Asked if the breakdown of multilateralism around the world helped to focus attention on the importance of the regional grid, Dr Tan said: 'I think that in a way, we've all been encouraged as a result of all of the recent developments.'
He added: 'I don't think there's any one major particular push. It's a whole series of nudges. I think the tariffs could also be one of those reminders to encourage all of us to come together and work even more closely as one united Asean.'
Dr Tan said the other pathways that Singapore is exploring – such as the use of carbon capture technologies, the potential of hydrogen as a clean fuel, or tapping nuclear energy – are 'still some distance away'.
'So I think in the foreseeable next five years, you will see a lot of work on renewable energy imports, and at the same time, still natural gas, and how to decarbonise natural gas.'
The importance of partnerships
Calling his new portfolio a 'redesignation' since he had also overseen energy issues as Second Minister for Trade and Industry, Dr Tan said the new title will help him up the ante in international partnerships.
'It allows a more seamless coordination across the different government agencies within Singapore and also at the same time, when we negotiate internationally,' he said, noting that many countries have dedicated energy ministers.
Dr Tan said that while progress on the Asean grid has been made, challenges remain. These include logistical issues like the need to upgrade existing infrastructure to transfer energy.
This is where Singapore could step in to provide investments, such as initial funding to crowd in more capital for cross-border energy projects.
For example, the Government has appointed Singapore Energy Interconnections, a newly incorporated government-linked company, to specialise in developing cross-border power infrastructure.
Singapore's
$10 billion Future Energy Fund – set up to catalyse investments in clean energy technology that may involve high upfront costs and significant commercial, technological and geopolitical risks – could also provide initial funding.

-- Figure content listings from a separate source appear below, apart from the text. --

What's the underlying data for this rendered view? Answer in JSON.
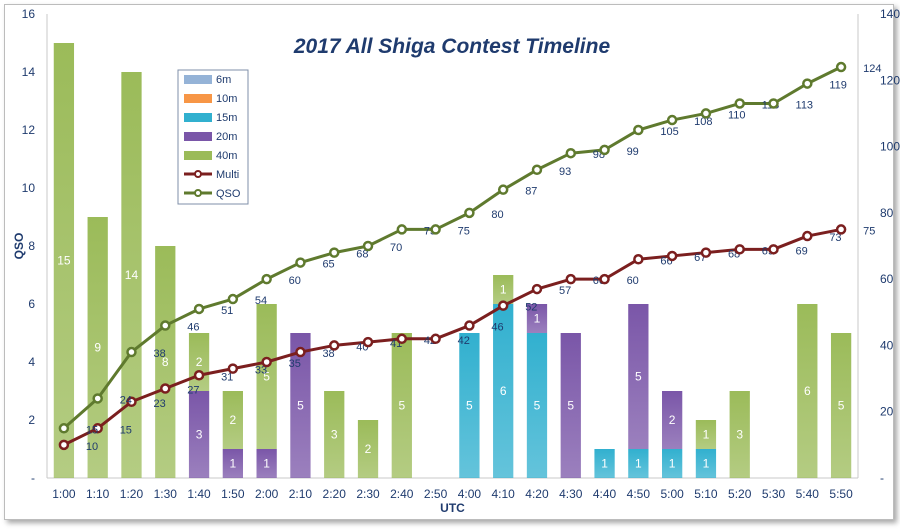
{
  "chart_data": {
    "type": "bar+line",
    "title": "2017 All Shiga Contest Timeline",
    "xlabel": "UTC",
    "ylabel": "QSO",
    "ylim": [
      0,
      16
    ],
    "y_ticks": [
      "-",
      "2",
      "4",
      "6",
      "8",
      "10",
      "12",
      "14",
      "16"
    ],
    "y2lim": [
      0,
      140
    ],
    "y2_ticks": [
      "-",
      "20",
      "40",
      "60",
      "80",
      "100",
      "120",
      "140"
    ],
    "categories": [
      "1:00",
      "1:10",
      "1:20",
      "1:30",
      "1:40",
      "1:50",
      "2:00",
      "2:10",
      "2:20",
      "2:30",
      "2:40",
      "2:50",
      "4:00",
      "4:10",
      "4:20",
      "4:30",
      "4:40",
      "4:50",
      "5:00",
      "5:10",
      "5:20",
      "5:30",
      "5:40",
      "5:50"
    ],
    "stacked_series": [
      {
        "name": "6m",
        "color": "#95b3d7",
        "values": [
          0,
          0,
          0,
          0,
          0,
          0,
          0,
          0,
          0,
          0,
          0,
          0,
          0,
          0,
          0,
          0,
          0,
          0,
          0,
          0,
          0,
          0,
          0,
          0
        ]
      },
      {
        "name": "10m",
        "color": "#f79646",
        "values": [
          0,
          0,
          0,
          0,
          0,
          0,
          0,
          0,
          0,
          0,
          0,
          0,
          0,
          0,
          0,
          0,
          0,
          0,
          0,
          0,
          0,
          0,
          0,
          0
        ]
      },
      {
        "name": "15m",
        "color": "#31b0cf",
        "values": [
          0,
          0,
          0,
          0,
          0,
          0,
          0,
          0,
          0,
          0,
          0,
          0,
          5,
          6,
          5,
          0,
          1,
          1,
          1,
          1,
          0,
          0,
          0,
          0
        ]
      },
      {
        "name": "20m",
        "color": "#7a56a8",
        "values": [
          0,
          0,
          0,
          0,
          3,
          1,
          1,
          5,
          0,
          0,
          0,
          0,
          0,
          0,
          1,
          5,
          0,
          5,
          2,
          0,
          0,
          0,
          0,
          0
        ]
      },
      {
        "name": "40m",
        "color": "#9bbb59",
        "values": [
          15,
          9,
          14,
          8,
          2,
          2,
          5,
          0,
          3,
          2,
          5,
          0,
          0,
          1,
          0,
          0,
          0,
          0,
          0,
          1,
          3,
          0,
          6,
          5
        ]
      }
    ],
    "line_series": [
      {
        "name": "Multi",
        "color": "#7b1f1f",
        "values": [
          10,
          15,
          23,
          27,
          31,
          33,
          35,
          38,
          40,
          41,
          42,
          42,
          46,
          52,
          57,
          60,
          60,
          66,
          67,
          68,
          69,
          69,
          73,
          75
        ],
        "labels": [
          "10",
          "15",
          "23",
          "27",
          "31",
          "33",
          "35",
          "38",
          "40",
          "41",
          "42",
          "42",
          "46",
          "52",
          "57",
          "60",
          "60",
          "66",
          "67",
          "68",
          "69",
          "69",
          "73",
          "75"
        ]
      },
      {
        "name": "QSO",
        "color": "#5f7a2e",
        "values": [
          15,
          24,
          38,
          46,
          51,
          54,
          60,
          65,
          68,
          70,
          75,
          75,
          80,
          87,
          93,
          98,
          99,
          105,
          108,
          110,
          113,
          113,
          119,
          124
        ],
        "labels": [
          "15",
          "24",
          "38",
          "46",
          "51",
          "54",
          "60",
          "65",
          "68",
          "70",
          "75",
          "75",
          "80",
          "87",
          "93",
          "98",
          "99",
          "105",
          "108",
          "110",
          "113",
          "113",
          "119",
          "124"
        ]
      }
    ],
    "legend": {
      "position": "top-left",
      "entries": [
        "6m",
        "10m",
        "15m",
        "20m",
        "40m",
        "Multi",
        "QSO"
      ]
    }
  }
}
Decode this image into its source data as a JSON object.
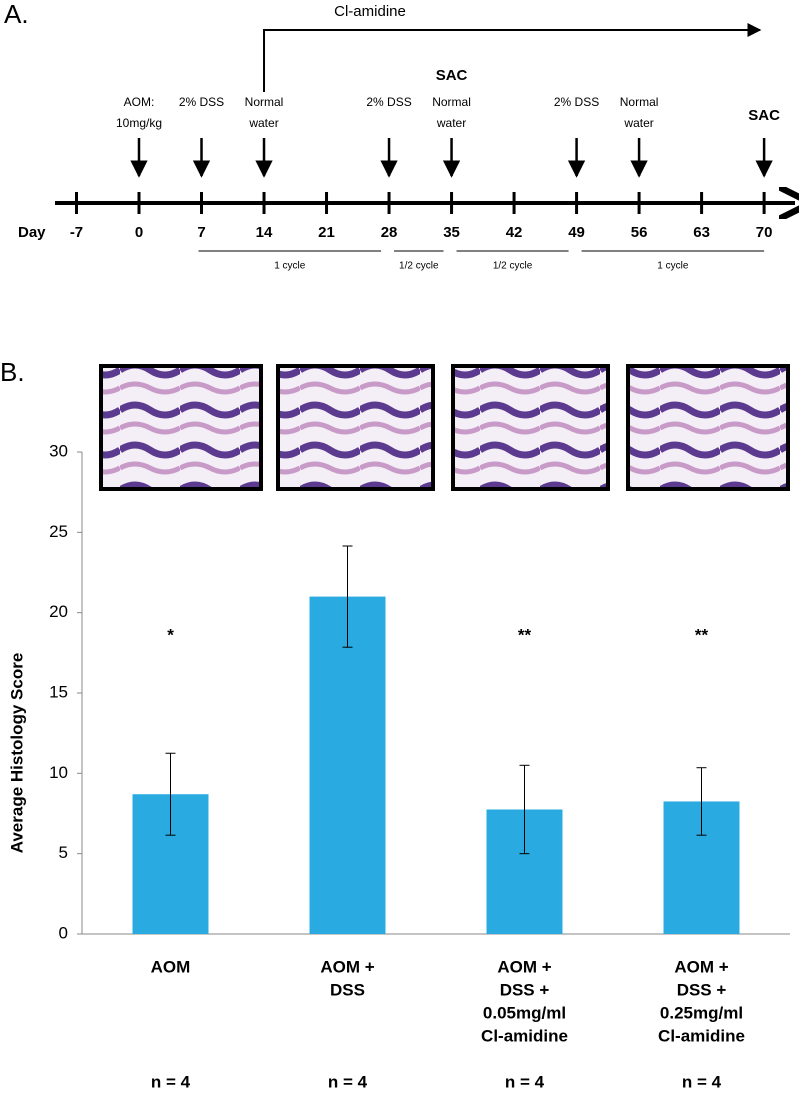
{
  "panel_a": {
    "label": "A.",
    "axis_label": "Day",
    "days": [
      -7,
      0,
      7,
      14,
      21,
      28,
      35,
      42,
      49,
      56,
      63,
      70
    ],
    "treatment": {
      "label": "Cl-amidine",
      "start_day": 14
    },
    "events": [
      {
        "day": 0,
        "label": [
          "AOM:",
          "10mg/kg"
        ]
      },
      {
        "day": 7,
        "label": [
          "2% DSS"
        ]
      },
      {
        "day": 14,
        "label": [
          "Normal",
          "water"
        ]
      },
      {
        "day": 28,
        "label": [
          "2% DSS"
        ]
      },
      {
        "day": 35,
        "label": [
          "Normal",
          "water"
        ]
      },
      {
        "day": 49,
        "label": [
          "2% DSS"
        ]
      },
      {
        "day": 56,
        "label": [
          "Normal",
          "water"
        ]
      }
    ],
    "sacrifices": [
      {
        "day": 35,
        "label": "SAC"
      },
      {
        "day": 70,
        "label": "SAC"
      }
    ],
    "cycles": [
      {
        "from": 7,
        "to": 28,
        "label": "1 cycle"
      },
      {
        "from": 28,
        "to": 35,
        "label": "1/2 cycle"
      },
      {
        "from": 35,
        "to": 49,
        "label": "1/2 cycle"
      },
      {
        "from": 49,
        "to": 70,
        "label": "1 cycle"
      }
    ]
  },
  "chart_data": {
    "type": "bar",
    "panel_label": "B.",
    "ylabel": "Average Histology Score",
    "categories": [
      [
        "AOM"
      ],
      [
        "AOM +",
        "DSS"
      ],
      [
        "AOM +",
        "DSS +",
        "0.05mg/ml",
        "Cl-amidine"
      ],
      [
        "AOM +",
        "DSS +",
        "0.25mg/ml",
        "Cl-amidine"
      ]
    ],
    "values": [
      8.7,
      21,
      7.75,
      8.25
    ],
    "errors": [
      2.55,
      3.15,
      2.75,
      2.1
    ],
    "annotations": [
      "*",
      null,
      "**",
      "**"
    ],
    "sample_sizes": [
      "n = 4",
      "n = 4",
      "n = 4",
      "n = 4"
    ],
    "color": "#29abe2",
    "ylim": [
      0,
      30
    ],
    "yticks": [
      0,
      5,
      10,
      15,
      20,
      25,
      30
    ]
  }
}
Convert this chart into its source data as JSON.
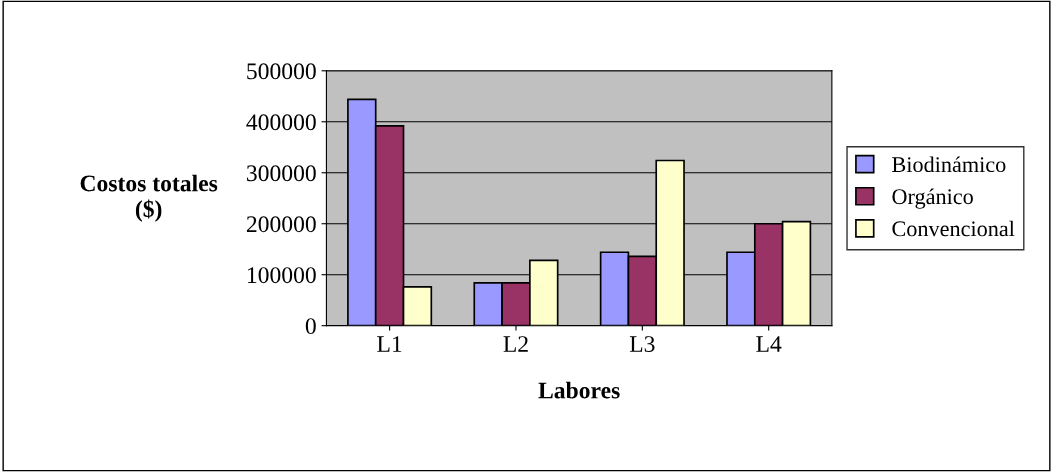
{
  "chart_data": {
    "type": "bar",
    "xlabel": "Labores",
    "ylabel": "Costos totales\n($)",
    "categories": [
      "L1",
      "L2",
      "L3",
      "L4"
    ],
    "series": [
      {
        "name": "Biodinámico",
        "color": "#9999ff",
        "values": [
          444000,
          84000,
          144000,
          144000
        ]
      },
      {
        "name": "Orgánico",
        "color": "#993366",
        "values": [
          392000,
          84000,
          136000,
          200000
        ]
      },
      {
        "name": "Convencional",
        "color": "#ffffcc",
        "values": [
          76000,
          128000,
          324000,
          204000
        ]
      }
    ],
    "ylim": [
      0,
      500000
    ],
    "yticks": [
      0,
      100000,
      200000,
      300000,
      400000,
      500000
    ],
    "grid": "y",
    "legend": "right"
  }
}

But to attract other sources of capital, such as from the private sector, government-to-government frameworks will be needed to give investors greater certainty, said Dr Tan.
That would improve the 'bankability' of such projects, he said. 'I think it will attract significant investments, both from public capital, private capital, and even longer-term philanthropic capital.'
Going forward, Dr Tan said natural gas will likely remain a core pillar in Singapore's energy mix.
But its share will change depending on the development of technologies.
'A good position for Singapore is that by the mid-2040s, natural gas will be around just slightly below 50 per cent of our mix,' he said.